IT'S tough being a parent in 2007 when you are made to feel responsible for all the problems in society.

Parents are flung, usually quite voluntarily, into caring for this other human and being responsible for his or her welfare for at least the next 16 years - in reality, forever.

Not only are you usually a complete novice at it, but there is only limited preparation for the practical stuff and the best "teaching" of all is by example from your own parents.

But then, the main lesson that many people will learn from them is that they have no intention of bringing up their own children the same way.

This parenting you do is a balancing act between getting nutrition, discipline and development just right or totally wrong. And underpinning it all is a love that drives you to delight or despair, often alternately.

The law helps the extreme cases, but, for the mainstream family trying to enforce discipline, parents often feel it is not helping at all.

All the rights appear to have been given to the children, who are too immature to use them properly. And the abuse of them can leave adults feeling impotent when it comes to normal tasks like ensuring they attend school or preventing them from buying alcohol.
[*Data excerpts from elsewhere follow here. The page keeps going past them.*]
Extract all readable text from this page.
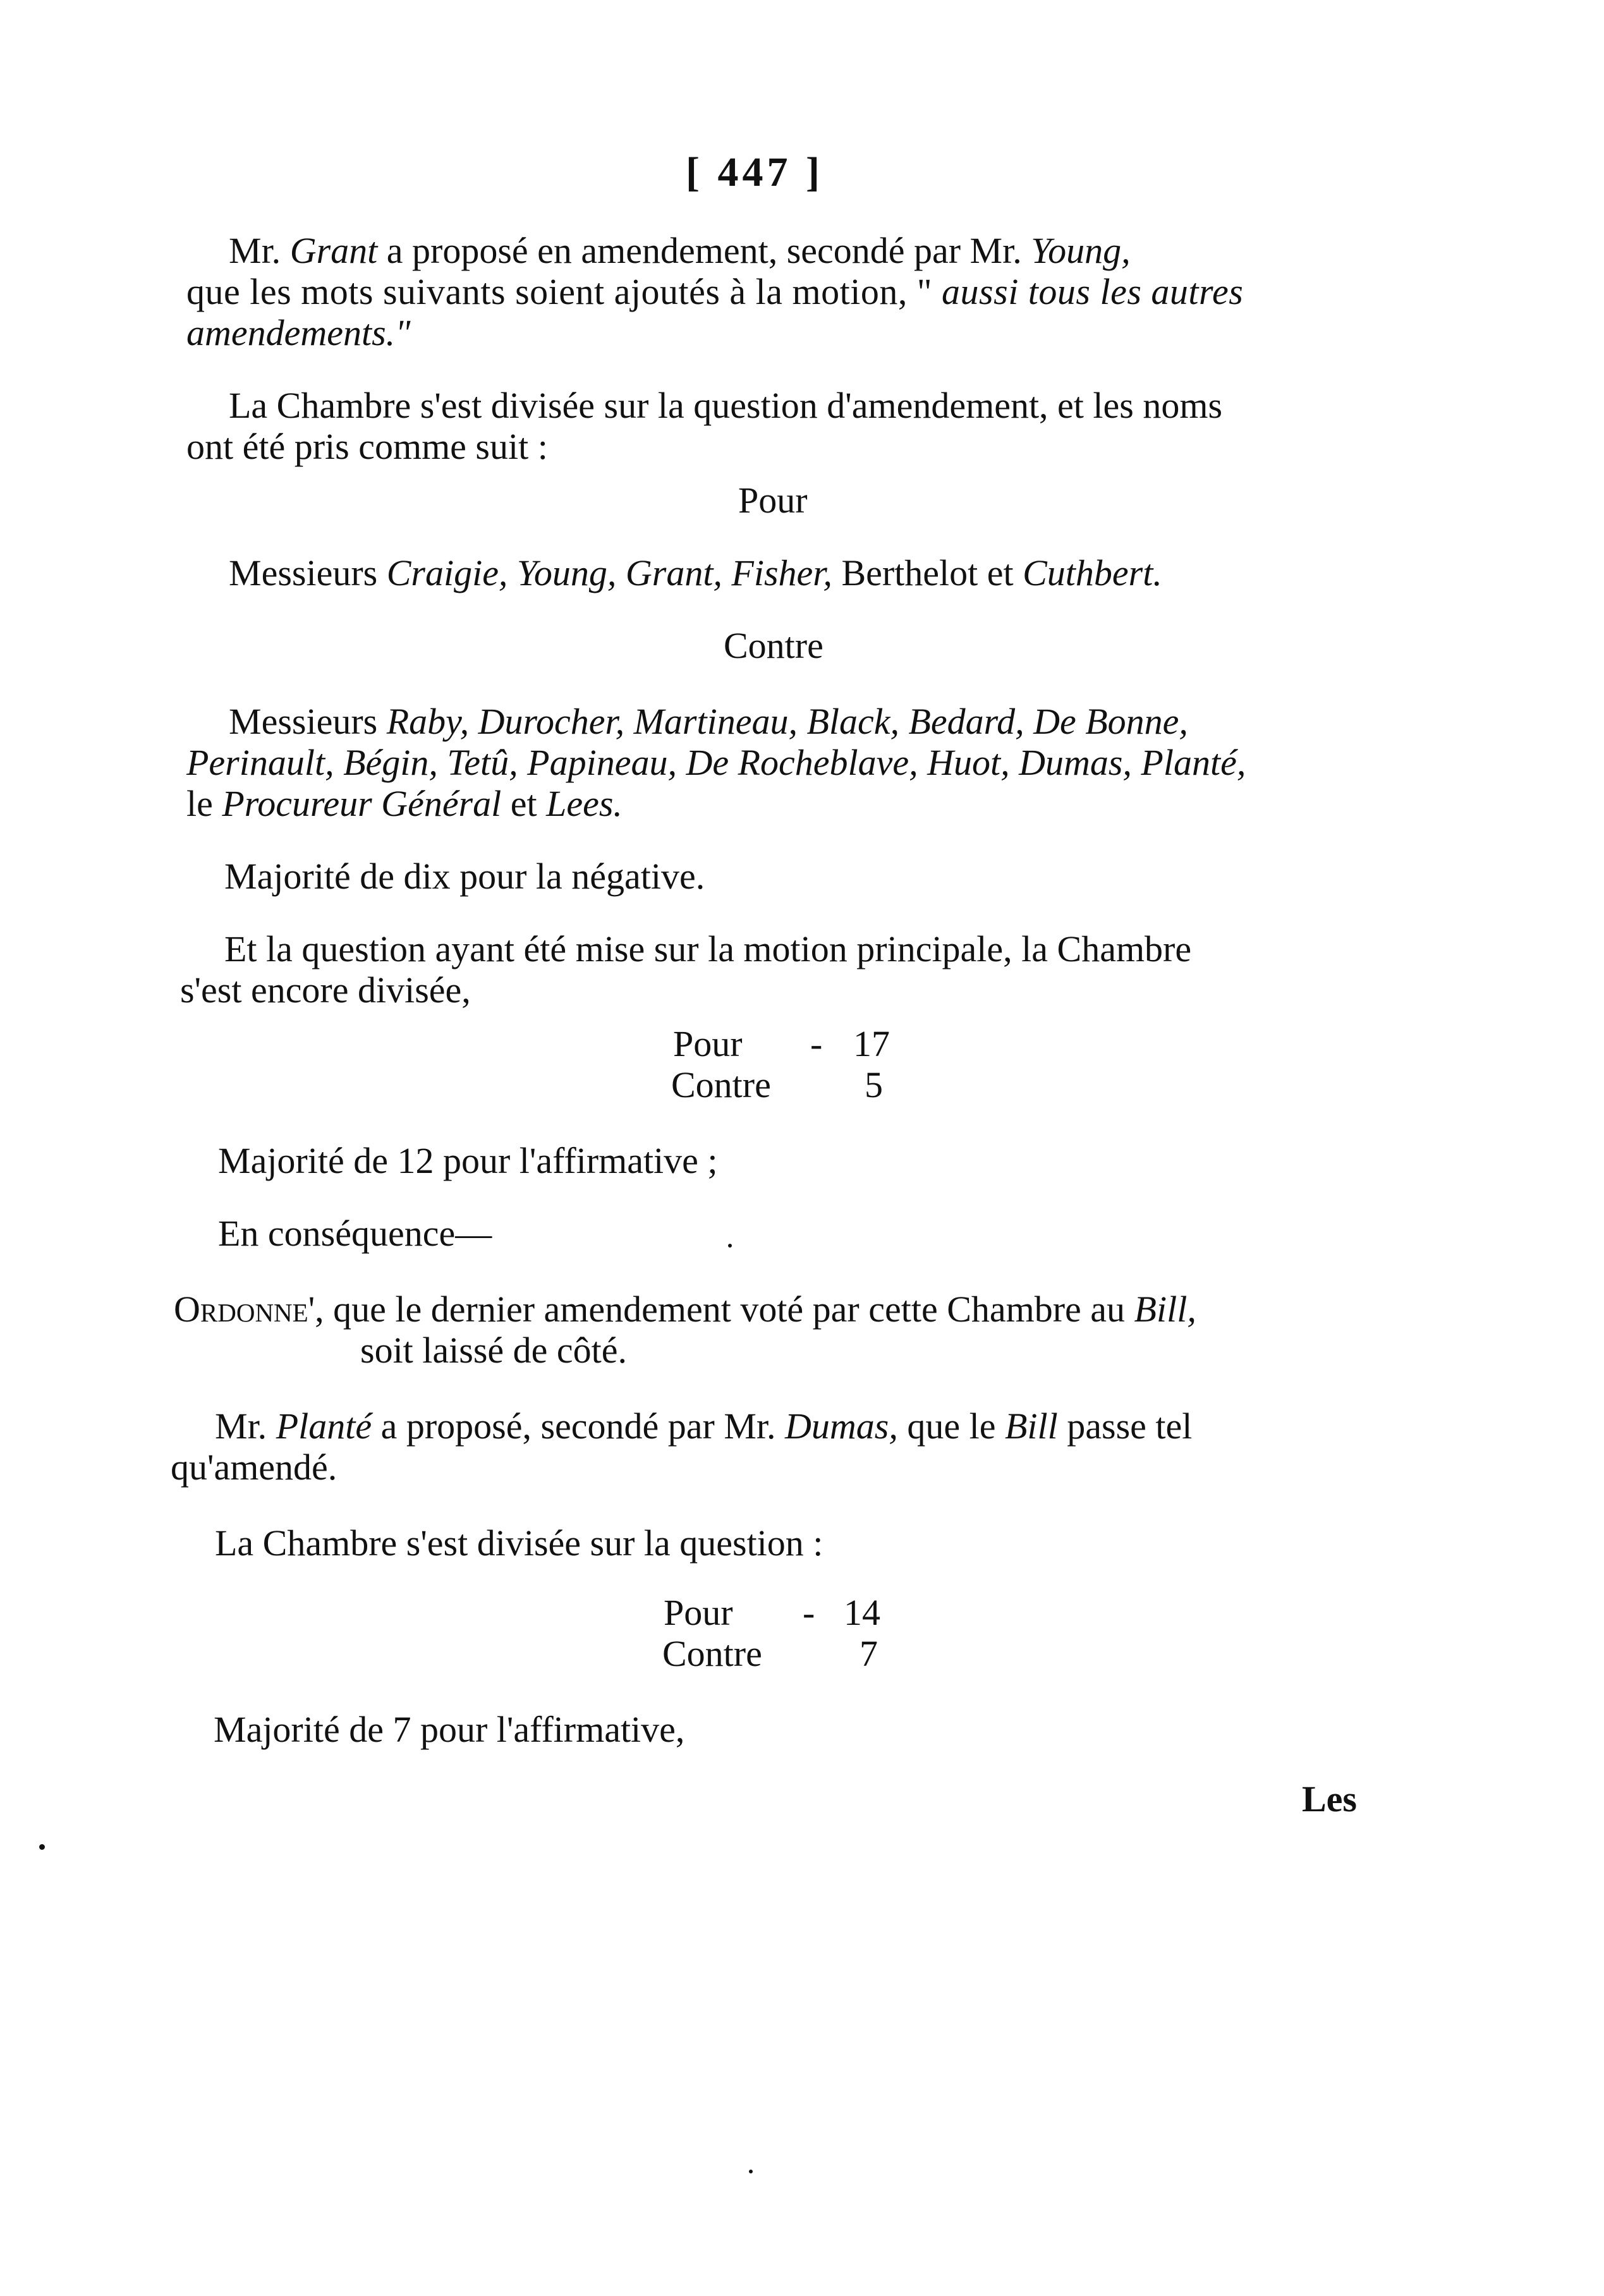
[ 447 ]
Mr. Grant a proposé en amendement, secondé par Mr. Young,
que les mots suivants soient ajoutés à la motion, " aussi tous les autres
amendements."
La Chambre s'est divisée sur la question d'amendement, et les noms
ont été pris comme suit :
Pour
Messieurs Craigie, Young, Grant, Fisher, Berthelot et Cuthbert.
Contre
Messieurs Raby, Durocher, Martineau, Black, Bedard, De Bonne,
Perinault, Bégin, Tetû, Papineau, De Rocheblave, Huot, Dumas, Planté,
le Procureur Général et Lees.
Majorité de dix pour la négative.
Et la question ayant été mise sur la motion principale, la Chambre
s'est encore divisée,
Pour - 17
Contre	5
Majorité de 12 pour l'affirmative ;
En conséquence—
Ordonne', que le dernier amendement voté par cette Chambre au Bill,
soit laissé de côté.
Mr. Planté a proposé, secondé par Mr. Dumas, que le Bill passe tel
qu'amendé.
La Chambre s'est divisée sur la question :
Pour - 14
Contre	7
Majorité de 7 pour l'affirmative,
Les
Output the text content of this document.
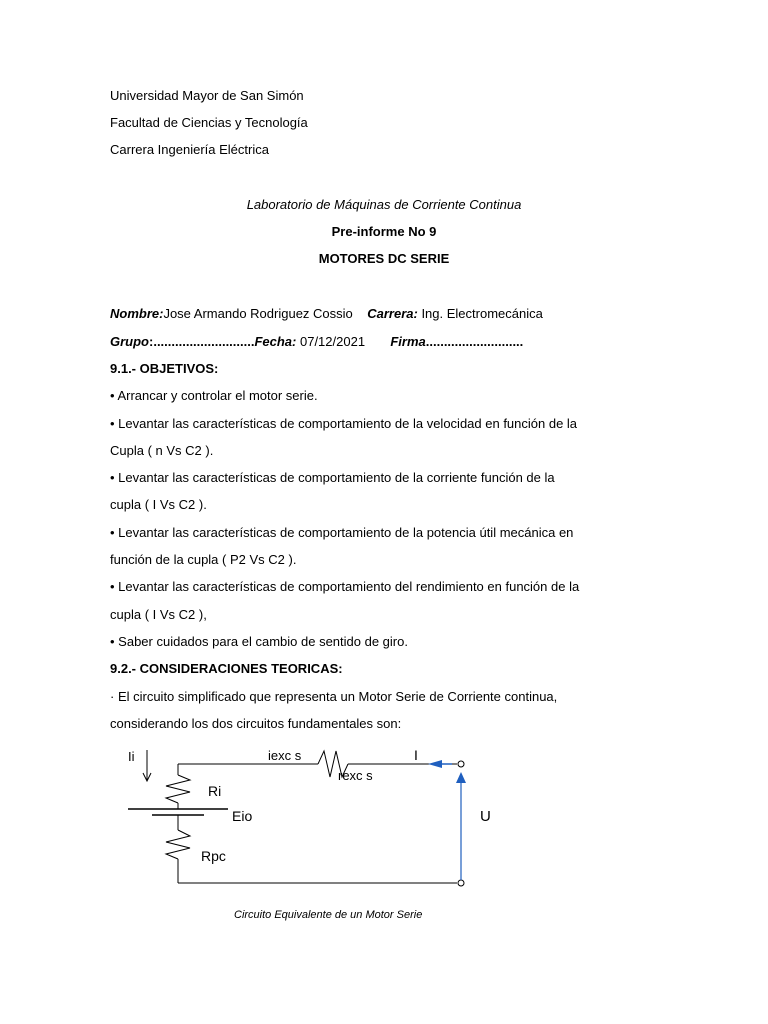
Universidad Mayor de San Simón
Facultad de Ciencias y Tecnología
Carrera Ingeniería Eléctrica
Laboratorio de Máquinas de Corriente Continua
Pre-informe No 9
MOTORES DC SERIE
Nombre:Jose Armando Rodriguez Cossio Carrera: Ing. Electromecánica
Grupo:............................Fecha: 07/12/2021 Firma...........................
9.1.- OBJETIVOS:
• Arrancar y controlar el motor serie.
• Levantar las características de comportamiento de la velocidad en función de la
Cupla ( n Vs C2 ).
• Levantar las características de comportamiento de la corriente función de la
cupla ( I Vs C2 ).
• Levantar las características de comportamiento de la potencia útil mecánica en
función de la cupla ( P2 Vs C2 ).
• Levantar las características de comportamiento del rendimiento en función de la
cupla ( I Vs C2 ),
• Saber cuidados para el cambio de sentido de giro.
9.2.- CONSIDERACIONES TEORICAS:
· El circuito simplificado que representa un Motor Serie de Corriente continua,
considerando los dos circuitos fundamentales son:
iexc s
rexc s
I
Ii
Ri
Eio
Rpc
U
Circuito Equivalente de un Motor Serie
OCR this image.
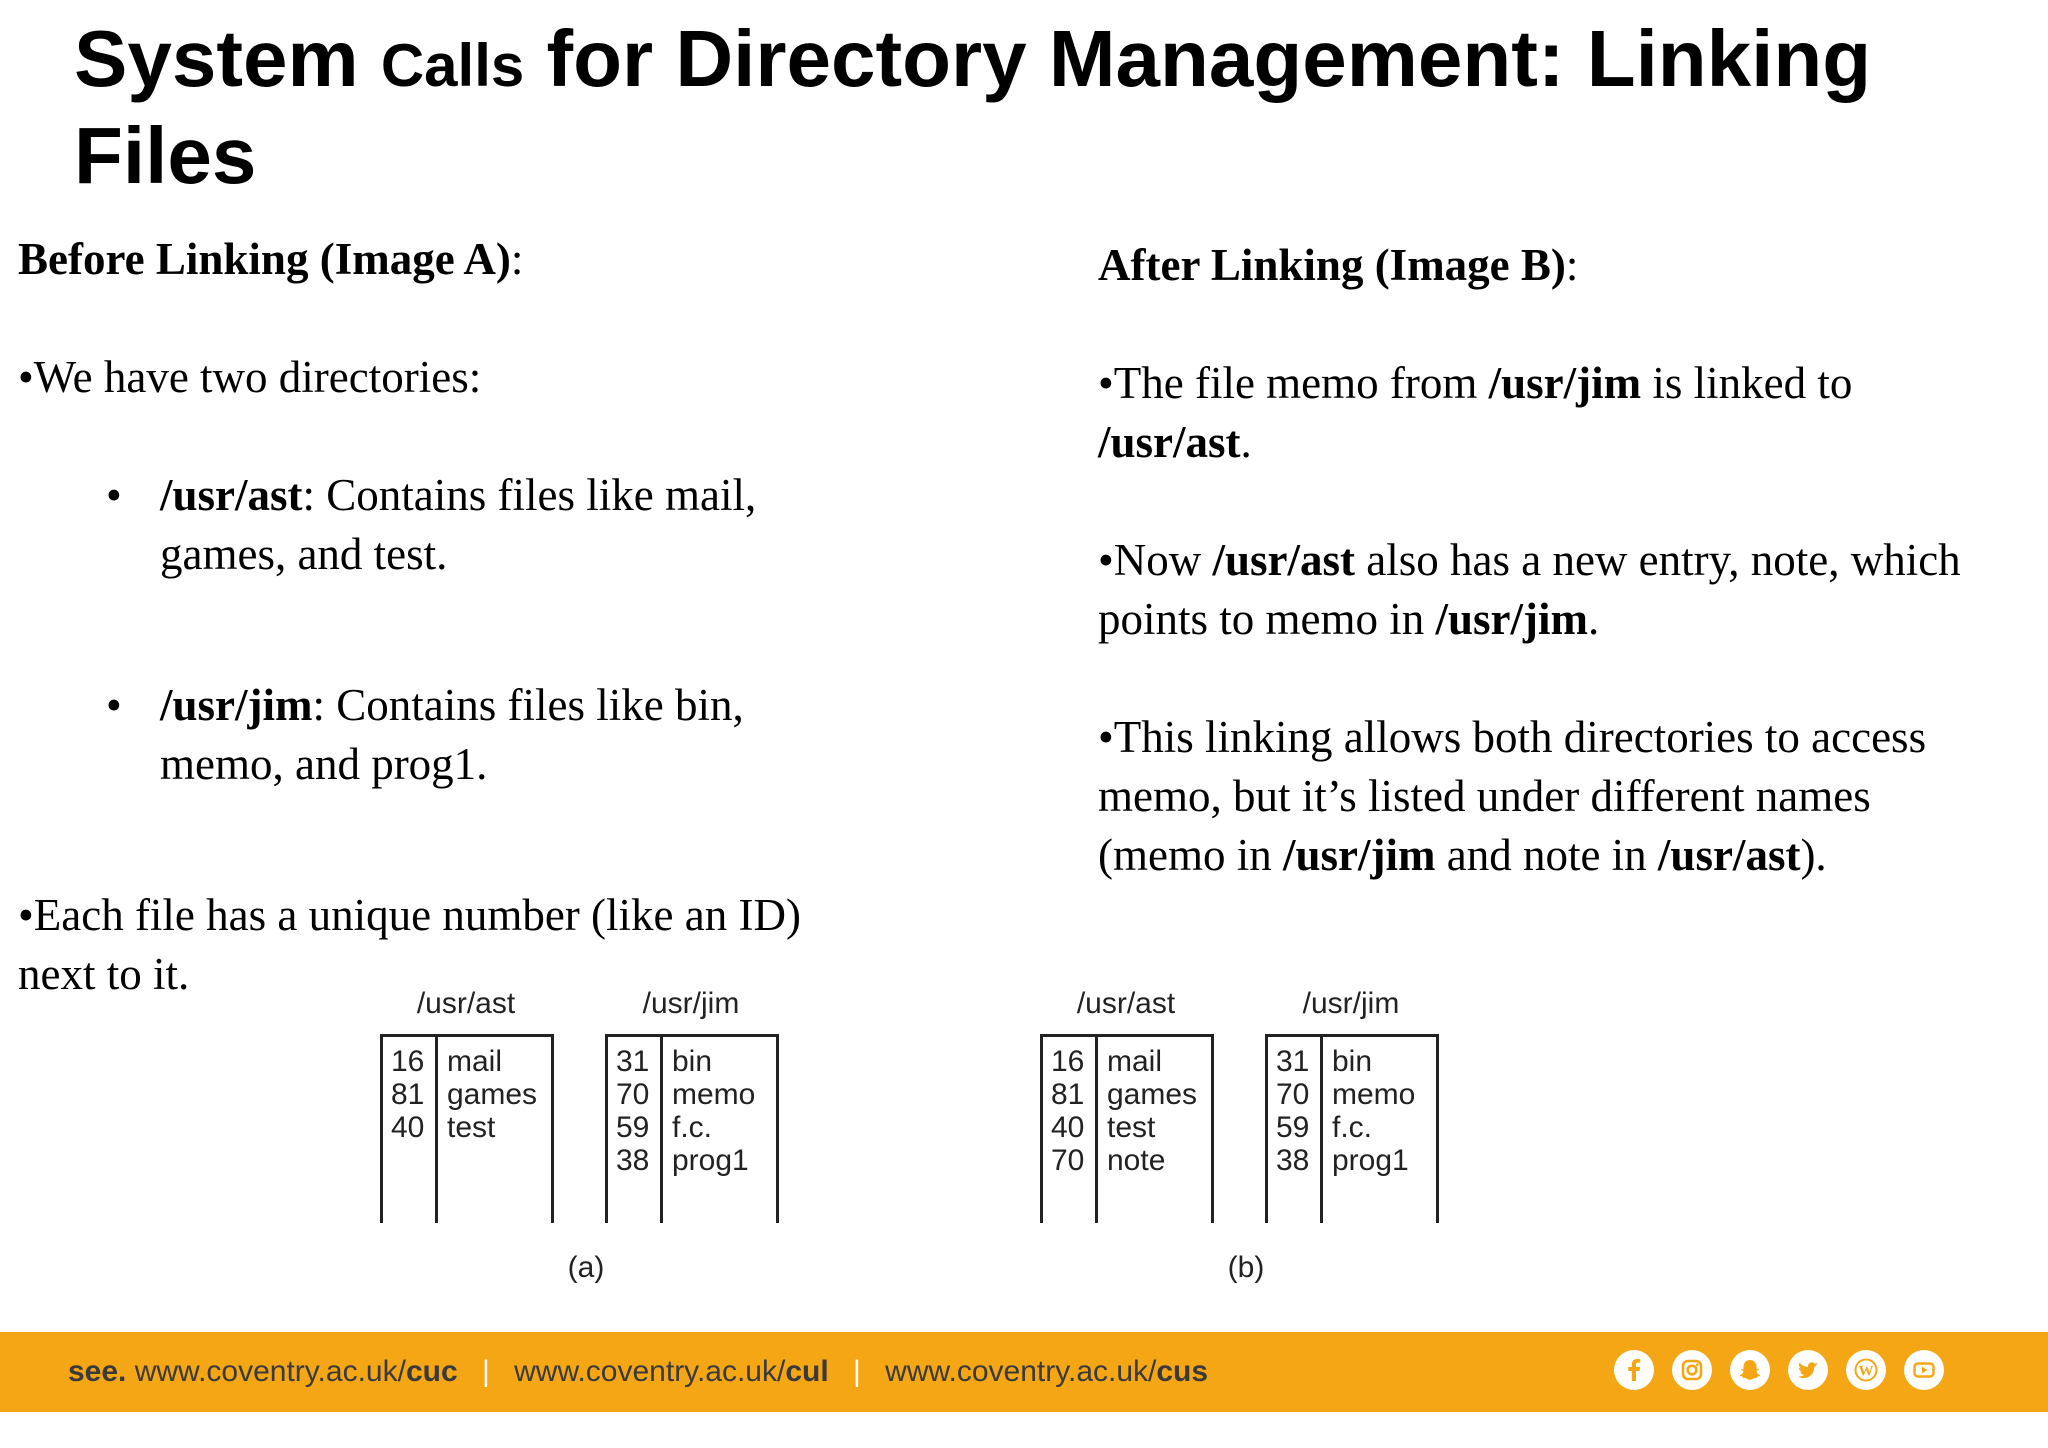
System Calls for Directory Management: Linking
Files

Before Linking (Image A):

•We have two directories:

• /usr/ast: Contains files like mail, games, and test.
• /usr/jim: Contains files like bin, memo, and prog1.

•Each file has a unique number (like an ID) next to it.

After Linking (Image B):

•The file memo from /usr/jim is linked to /usr/ast.

•Now /usr/ast also has a new entry, note, which points to memo in /usr/jim.

•This linking allows both directories to access memo, but it’s listed under different names (memo in /usr/jim and note in /usr/ast).

/usr/ast
16 mail
81 games
40 test
/usr/jim
31 bin
70 memo
59 f.c.
38 prog1
(a)
/usr/ast
16 mail
81 games
40 test
70 note
/usr/jim
31 bin
70 memo
59 f.c.
38 prog1
(b)
see. www.coventry.ac.uk/cuc | www.coventry.ac.uk/cul | www.coventry.ac.uk/cus	W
So, is any of this fair on today's poor parents?

Sorry, but yes, it is.

Like everything else now, life has to be made as effort-free as possible. But parenting was never meant to be like that.

It challenges adults in their own development, stretches their virtues and highlights their shortcomings.

Parenting teaches us something every day, and whether we can learn from this and use this knowledge to improve the way we deal with our children is up to us.

Few parents have it easy. And even the ones put through the wringer for what seems like years by trucculent, uncaring teens somehow find a way through to re-discovering their children once more.

But few parents would swap even the darkest days for those rare moments of blinding love or revelation with our offspring. So, parenting continues.

Clever fella, that God, don't you think?